De Opel Vectra was, eh, op z’n best een retesaaie auto. Met de Insignia gooit Opel het even over een heel andere boeg
 
Vaarwel Vectra, welkom Insignia. Je kunt het Opel niet kwalijk nemen dat ze de naam Vectra overboord zetten. Die heeft in de voorbije jaren een wat wrange bijsmaak gekregen. Eind jaren tachtig prijkte de naam voor het eerst op de middenklasse sedan – de naam Ascona was daarmee verleden tijd. De eerste twee generaties Vectra waren op zijn zachtst gezegd geen geweldige auto’s.
 
Een nieuwe naam biedt geen garantie op succes. Het is eerder andersom. Opels nieuwe middenklasser zal met zijn kwaliteiten de naam Insignia extra glans moeten geven. Dat zou al een behoorlijke stap voorwaarts zijn. Sterker nog, dat is het al. Opel wist dondersgoed dat de nieuweling er beter uit moest zien en dat het kwaliteitsgevoel versterkt moest worden. Want vooraanstaande techniek is niet zaligmakend.
 
De ontwerpers hebben enkele gouden grepen toegepast. De voor- en achterruit liggen behoorlijk plat, de carrosserie heeft door allerlei stylingfratsen een krachtige uitstraling gekregen, en de grote wielen vullen de wielkasten goed. Slimme details, smalle kieren tussen plaatwerkdelen en een fraaie afwerking bewijzen dat ze hun werk grondig hebben gedaan.
De vergrote spoorbreedte doet daar nog eens een schepje bovenop. Zowel de sedan als de hatchback heeft een korte overhang achter, de stationwagon, die later verschijnt, loopt iets verder door achter de wielen. Van binnen zijn de verbeteringen nog duidelijker te zien. Het dashboard van zijn voorganger leek te zijn opgebouwd uit schoenendozen, in de Insignia domineren vloeiende lijnen. Een grote ‘hap’ uit het dashboard aan de passagierszijde geeft een ruimtelijk effect. Het centrale bedieningspaneel lijkt boven de middenconsole te zweven, ’s avonds wordt dat door de rode verlichting nog eens versterkt. Zelfs de hendels aan de stuurkolom zijn nieuw. Opvallend is dat de schakelaar voor de richtingaanwijzer gewoon in positie blijft als je hem bedient en niet zoals bij de vorige versie weer terug veert in positie. Je wist nooit of je knipperlicht nu aan of uit stond. De motor start je gewoon met een sleutel, hier geen hippe startknop. Ach, waarom zou je iets dat al jarenlang goed werkt ineens veranderen?
 
Net als de Ford Mondeo, moet de Insignia zijn onderstel delen met andere auto’s, zoals nieuwe modellen van Saab.
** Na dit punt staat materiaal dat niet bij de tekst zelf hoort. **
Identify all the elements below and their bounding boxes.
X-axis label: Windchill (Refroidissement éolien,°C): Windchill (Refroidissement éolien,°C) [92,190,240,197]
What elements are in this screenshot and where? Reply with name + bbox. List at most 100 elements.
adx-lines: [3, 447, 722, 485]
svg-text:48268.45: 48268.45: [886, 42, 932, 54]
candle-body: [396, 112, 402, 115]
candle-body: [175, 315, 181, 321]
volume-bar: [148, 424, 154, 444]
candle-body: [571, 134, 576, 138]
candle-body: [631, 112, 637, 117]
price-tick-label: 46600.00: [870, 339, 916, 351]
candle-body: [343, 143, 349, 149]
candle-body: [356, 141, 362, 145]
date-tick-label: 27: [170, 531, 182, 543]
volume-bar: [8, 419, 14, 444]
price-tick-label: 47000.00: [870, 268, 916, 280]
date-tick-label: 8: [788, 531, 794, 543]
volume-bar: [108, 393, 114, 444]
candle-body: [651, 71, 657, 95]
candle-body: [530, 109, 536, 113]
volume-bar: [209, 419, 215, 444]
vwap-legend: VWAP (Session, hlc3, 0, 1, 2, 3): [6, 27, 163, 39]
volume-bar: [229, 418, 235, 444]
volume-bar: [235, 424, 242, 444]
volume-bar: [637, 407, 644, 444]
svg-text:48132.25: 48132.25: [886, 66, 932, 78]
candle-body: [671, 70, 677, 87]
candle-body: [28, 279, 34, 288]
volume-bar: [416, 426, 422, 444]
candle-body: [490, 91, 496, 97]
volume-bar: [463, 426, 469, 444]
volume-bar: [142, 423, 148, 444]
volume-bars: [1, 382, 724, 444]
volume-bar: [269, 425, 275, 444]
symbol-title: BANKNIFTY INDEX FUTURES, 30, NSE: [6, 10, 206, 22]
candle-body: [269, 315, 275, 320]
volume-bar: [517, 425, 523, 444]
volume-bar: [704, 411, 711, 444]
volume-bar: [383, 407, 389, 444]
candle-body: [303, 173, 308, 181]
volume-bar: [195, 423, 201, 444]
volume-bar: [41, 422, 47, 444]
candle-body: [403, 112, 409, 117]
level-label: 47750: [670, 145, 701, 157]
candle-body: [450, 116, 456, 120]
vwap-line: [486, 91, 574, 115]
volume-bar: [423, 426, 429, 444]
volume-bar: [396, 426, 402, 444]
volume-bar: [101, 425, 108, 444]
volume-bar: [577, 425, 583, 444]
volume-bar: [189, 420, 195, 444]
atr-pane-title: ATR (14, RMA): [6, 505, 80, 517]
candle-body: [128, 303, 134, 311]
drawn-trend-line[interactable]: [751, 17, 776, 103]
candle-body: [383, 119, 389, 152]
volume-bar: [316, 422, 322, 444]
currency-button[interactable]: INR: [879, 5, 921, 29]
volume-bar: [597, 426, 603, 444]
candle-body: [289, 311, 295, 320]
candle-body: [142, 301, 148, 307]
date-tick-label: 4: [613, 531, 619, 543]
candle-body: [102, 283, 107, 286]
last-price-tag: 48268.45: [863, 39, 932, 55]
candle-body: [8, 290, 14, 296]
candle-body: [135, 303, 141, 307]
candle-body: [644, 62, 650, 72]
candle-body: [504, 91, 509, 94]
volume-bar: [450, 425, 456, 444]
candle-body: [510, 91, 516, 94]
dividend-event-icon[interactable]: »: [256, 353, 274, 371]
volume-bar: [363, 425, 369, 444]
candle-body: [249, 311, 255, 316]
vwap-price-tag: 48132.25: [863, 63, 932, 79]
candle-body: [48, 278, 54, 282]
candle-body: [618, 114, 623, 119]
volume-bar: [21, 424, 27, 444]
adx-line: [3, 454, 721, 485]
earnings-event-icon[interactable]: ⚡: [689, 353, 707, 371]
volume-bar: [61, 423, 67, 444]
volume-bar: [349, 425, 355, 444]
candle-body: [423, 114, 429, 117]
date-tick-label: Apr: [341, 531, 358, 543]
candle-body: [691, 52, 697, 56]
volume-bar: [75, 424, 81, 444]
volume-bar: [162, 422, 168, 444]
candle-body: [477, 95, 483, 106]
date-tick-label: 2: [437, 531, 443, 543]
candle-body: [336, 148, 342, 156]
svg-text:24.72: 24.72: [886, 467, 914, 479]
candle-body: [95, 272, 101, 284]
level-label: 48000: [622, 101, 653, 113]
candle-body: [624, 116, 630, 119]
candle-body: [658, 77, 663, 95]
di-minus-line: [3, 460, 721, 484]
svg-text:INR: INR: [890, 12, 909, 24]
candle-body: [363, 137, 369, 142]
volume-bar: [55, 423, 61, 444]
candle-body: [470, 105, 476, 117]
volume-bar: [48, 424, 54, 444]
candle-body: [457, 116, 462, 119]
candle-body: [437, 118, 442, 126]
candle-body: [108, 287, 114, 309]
Het voordeel is dat Opel nu de gelegenheid heeft meer opties voor de aandrijving aan te bieden. De ontwikkelingkosten daarvoor kunnen immers worden gedeeld. Zo is de V6 standaard voorzien van vierwielaandrijving. Dit zal echter zo’n zeldzame verschijning worden dat alle eigenaren ervan elkaar bij de voornaam kennen.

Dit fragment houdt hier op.